民主主義・人権プログラム
[GGR集中セミナー] 偽情報に対抗し民主主義を守るには
日にち 2024年9月2~5日
開催場所マーキュリーホール
イベント概要

2024年9月2日から5日にかけて、一橋大学グローバル・ガバナンス研究センター(GGR)は、「偽情報に対抗し、民主主義を守るには」と題し、全国から11名の学部生・院生を交え、4日間の集中セミナーを開催しました。セミナーでは、第一線で活躍する学者や活動家を講師として招き、講義が行われました。
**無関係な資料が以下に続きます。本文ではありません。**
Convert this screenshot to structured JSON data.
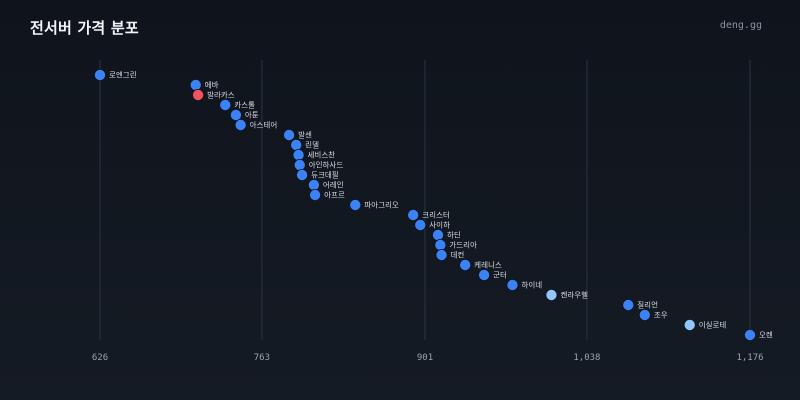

また参加者は、テーマ別で4グループに分かれ、偽情報とその対策について実践的な議論を行いました。
初日には、一橋大学法学研究科の市原麻衣子教授は、偽情報とナラティブの役割について講義を行いました。市原教授は、情報の操作や権威主義的なナラティブの拡散が、民主主義的価値を受け入れる人々の認識を変える可能性があることを指摘しました。そのため、偽情報の影響を受け得る人々に対し、あらかじめ異なるナラティブを提示することが重要であることを指摘しました。午後の部では、サッシャ・ハニグ氏(一橋大学大学院博士後期課程)が、民主主義における信頼の重要性、分極化とインフルエンサー、国際レベルでの反民主主義的ナラティブという3つの視点から、偽情報が民主主義にとってなぜ危険なのかについて説明しました。セミナーの中盤では、古田大輔氏(日本ファクトチェックセンター編集長)とツェン・ポーユ氏(ダブルシンク・ラボコンサルタント)による実践性を考慮した講義が行われました。古田氏は、検証されていない情報によって人々がどのような心理操作を受けるかを表す例をいくつか挙げ、複雑な情報を合理的に判断するために、情報源の検証とスロー・シンキングの重要性を強調しました。またツェン氏は、偽情報の消費者に理解される、人間中心的なアプローチを提起し、偽情報に対抗するより積極的な戦略について言及しました。最終日には、東京大学情報学環の林香里教授が、事実かナラティブかを評価する2つの異なるパラダイムを取り上げ、学生らに良質なジャーナリズムとは何かについて考えさせました。

【イベントレポート作成】
中島崇裕(一橋大学大学院法学研究科修士課程)
岸晃史(一橋大学法学部学士課程)
チョン・ミンヒ(一橋大学大学院法学研究科博士後期課程)

【日本語翻訳】
熊坂健太(一橋大学国際・公共政策大学院修士課程)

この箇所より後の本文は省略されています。